This mesg contains 1. Topics under discussion 2. New results 3. Information on courses, lectures, and conferences.
1. Discussions inviting comments
1.1 Principal Stratification - A goal or a tool?' http://ftp.cs.ucla.edu/pub/stat_ser/r382.pdf Posted for discussion by the International Journal of Biostatistics (IJB), this paper questions whether studies based on Principal Stratification target quantities that researchers truly care about.
If you have comments, ideas or objections, you are invited to communicate them to the IJB's Editor, "Nicholas P. Jewell" <mm-11332-3261687@bepress.com> or/and, if you wish, cross-post them on this blog.
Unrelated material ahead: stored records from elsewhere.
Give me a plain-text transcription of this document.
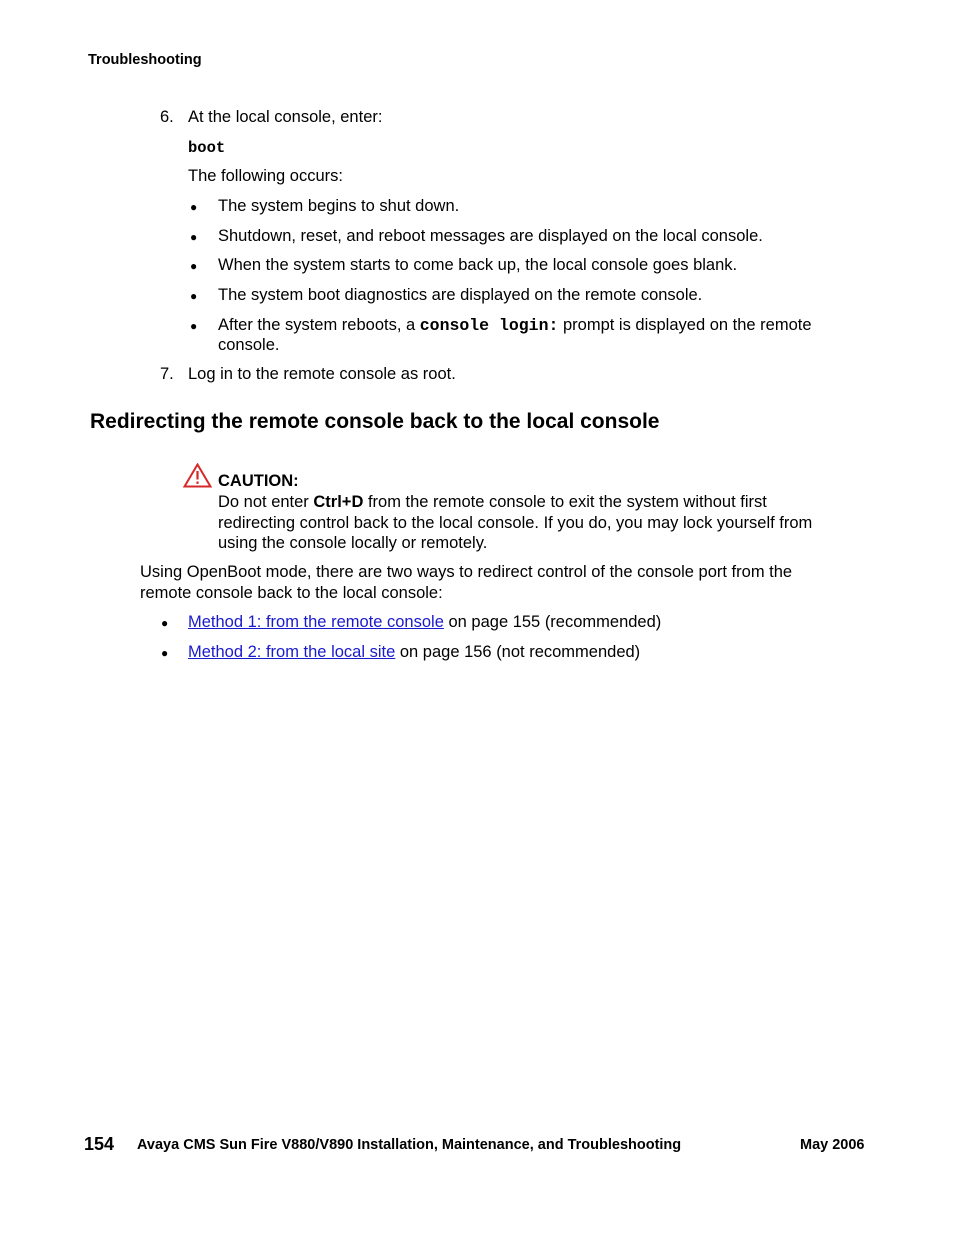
Troubleshooting
6. At the local console, enter:
boot
The following occurs:
● The system begins to shut down.
● Shutdown, reset, and reboot messages are displayed on the local console.
● When the system starts to come back up, the local console goes blank.
● The system boot diagnostics are displayed on the remote console.
● After the system reboots, a console login: prompt is displayed on the remote
console.
7. Log in to the remote console as root.
Redirecting the remote console back to the local console
CAUTION:
Do not enter Ctrl+D from the remote console to exit the system without first
redirecting control back to the local console. If you do, you may lock yourself from
using the console locally or remotely.
Using OpenBoot mode, there are two ways to redirect control of the console port from the
remote console back to the local console:
● Method 1: from the remote console on page 155 (recommended)
● Method 2: from the local site on page 156 (not recommended)
154 Avaya CMS Sun Fire V880/V890 Installation, Maintenance, and Troubleshooting	May 2006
1.2 Comments and Controversies: Graphical models, potential outcomes and causal inference: Comment on Lindquist and Sobel" http://ftp.cs.ucla.edu/pub/stat_ser/r380.pdf
This note comments on a paper published in NeuroImage which argues (yes, again) that the potential outcome model is somehow superior, more rigorous or more principled than the structural models used in fMRI research. To further illuminate the logic of such claims I have added a section (4.4.2) in this paper: http://ftp.cs.ucla.edu/pub/stat_ser/r370.pdf which demonstrates how potential outcomes can be generated, on demand, from a simple structural model, and no one can tell where they came from. Enjoy.
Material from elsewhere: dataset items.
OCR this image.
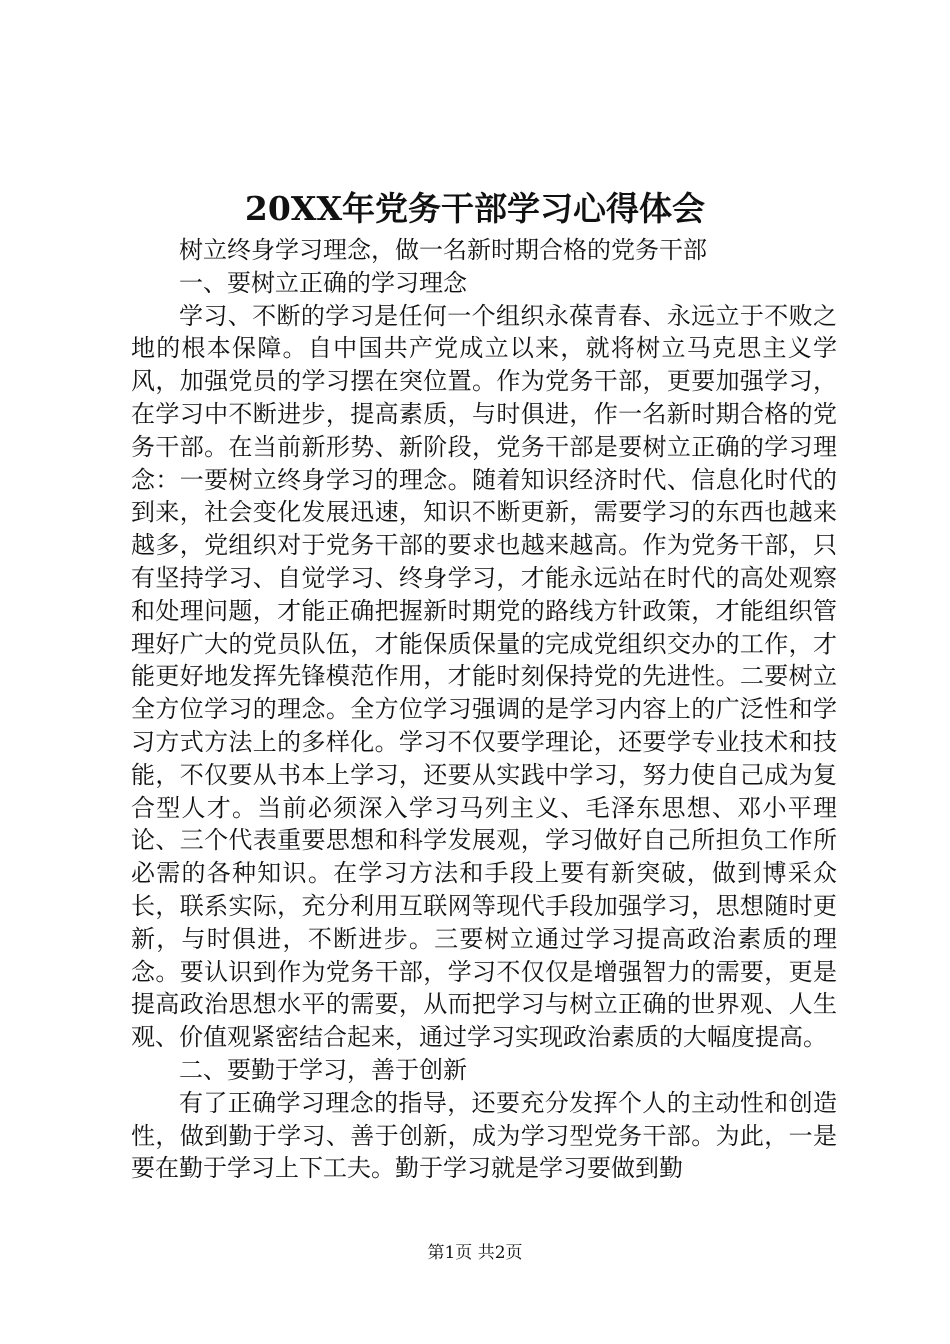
20XX年党务干部学习心得体会

树立终身学习理念，做一名新时期合格的党务干部

一、要树立正确的学习理念

学习、不断的学习是任何一个组织永葆青春、永远立于不败之地的根本保障。自中国共产党成立以来，就将树立马克思主义学风，加强党员的学习摆在突位置。作为党务干部，更要加强学习，在学习中不断进步，提高素质，与时俱进，作一名新时期合格的党务干部。在当前新形势、新阶段，党务干部是要树立正确的学习理念：一要树立终身学习的理念。随着知识经济时代、信息化时代的到来，社会变化发展迅速，知识不断更新，需要学习的东西也越来越多，党组织对于党务干部的要求也越来越高。作为党务干部，只有坚持学习、自觉学习、终身学习，才能永远站在时代的高处观察和处理问题，才能正确把握新时期党的路线方针政策，才能组织管理好广大的党员队伍，才能保质保量的完成党组织交办的工作，才能更好地发挥先锋模范作用，才能时刻保持党的先进性。二要树立全方位学习的理念。全方位学习强调的是学习内容上的广泛性和学习方式方法上的多样化。学习不仅要学理论，还要学专业技术和技能，不仅要从书本上学习，还要从实践中学习，努力使自己成为复合型人才。当前必须深入学习马列主义、毛泽东思想、邓小平理论、三个代表重要思想和科学发展观，学习做好自己所担负工作所必需的各种知识。在学习方法和手段上要有新突破，做到博采众长，联系实际，充分利用互联网等现代手段加强学习，思想随时更新，与时俱进，不断进步。三要树立通过学习提高政治素质的理念。要认识到作为党务干部，学习不仅仅是增强智力的需要，更是提高政治思想水平的需要，从而把学习与树立正确的世界观、人生观、价值观紧密结合起来，通过学习实现政治素质的大幅度提高。

二、要勤于学习，善于创新

有了正确学习理念的指导，还要充分发挥个人的主动性和创造性，做到勤于学习、善于创新，成为学习型党务干部。为此，一是要在勤于学习上下工夫。勤于学习就是学习要做到勤

第1页 共2页
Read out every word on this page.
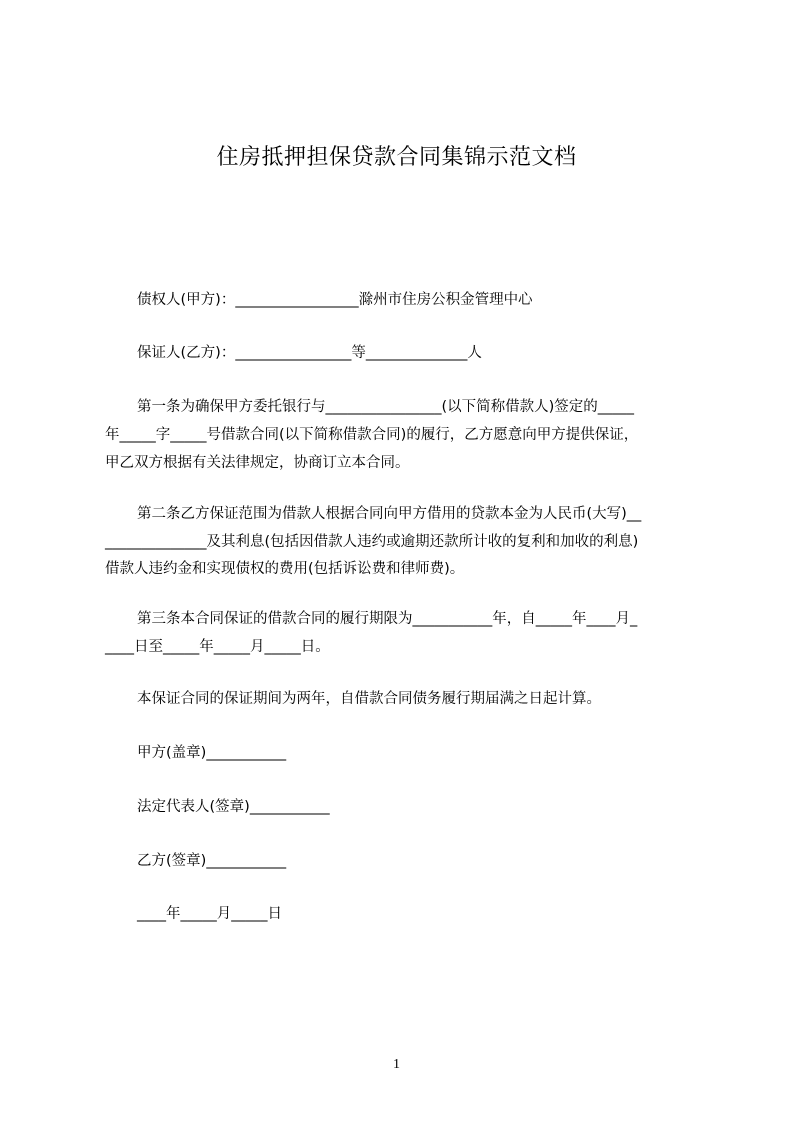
住房抵押担保贷款合同集锦示范文档
债权人(甲方)：_________________滁州市住房公积金管理中心
保证人(乙方)：________________等______________人
第一条为确保甲方委托银行与________________(以下简称借款人)签定的_____
年_____字_____号借款合同(以下简称借款合同)的履行，乙方愿意向甲方提供保证，
甲乙双方根据有关法律规定，协商订立本合同。
第二条乙方保证范围为借款人根据合同向甲方借用的贷款本金为人民币(大写)__
______________及其利息(包括因借款人违约或逾期还款所计收的复利和加收的利息)
借款人违约金和实现债权的费用(包括诉讼费和律师费)。
第三条本合同保证的借款合同的履行期限为___________年，自_____年____月_
____日至_____年_____月_____日。
本保证合同的保证期间为两年，自借款合同债务履行期届满之日起计算。
甲方(盖章)___________
法定代表人(签章)___________
乙方(签章)___________
____年_____月_____日
1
1.3 "The Causal Mediation Formula - A practitioner guide to the assessment of causal pathways" http://ftp.cs.ucla.edu/pub/stat_ser/r379.pdf
This paper present mediation analysis to researchers in the tradition of Baron and Kenny (1986), and shows through examples how "the percentage explained by mediation" and "the percentage owed to mediation" are estimated in nonlinear models with both continuous and categorical variables.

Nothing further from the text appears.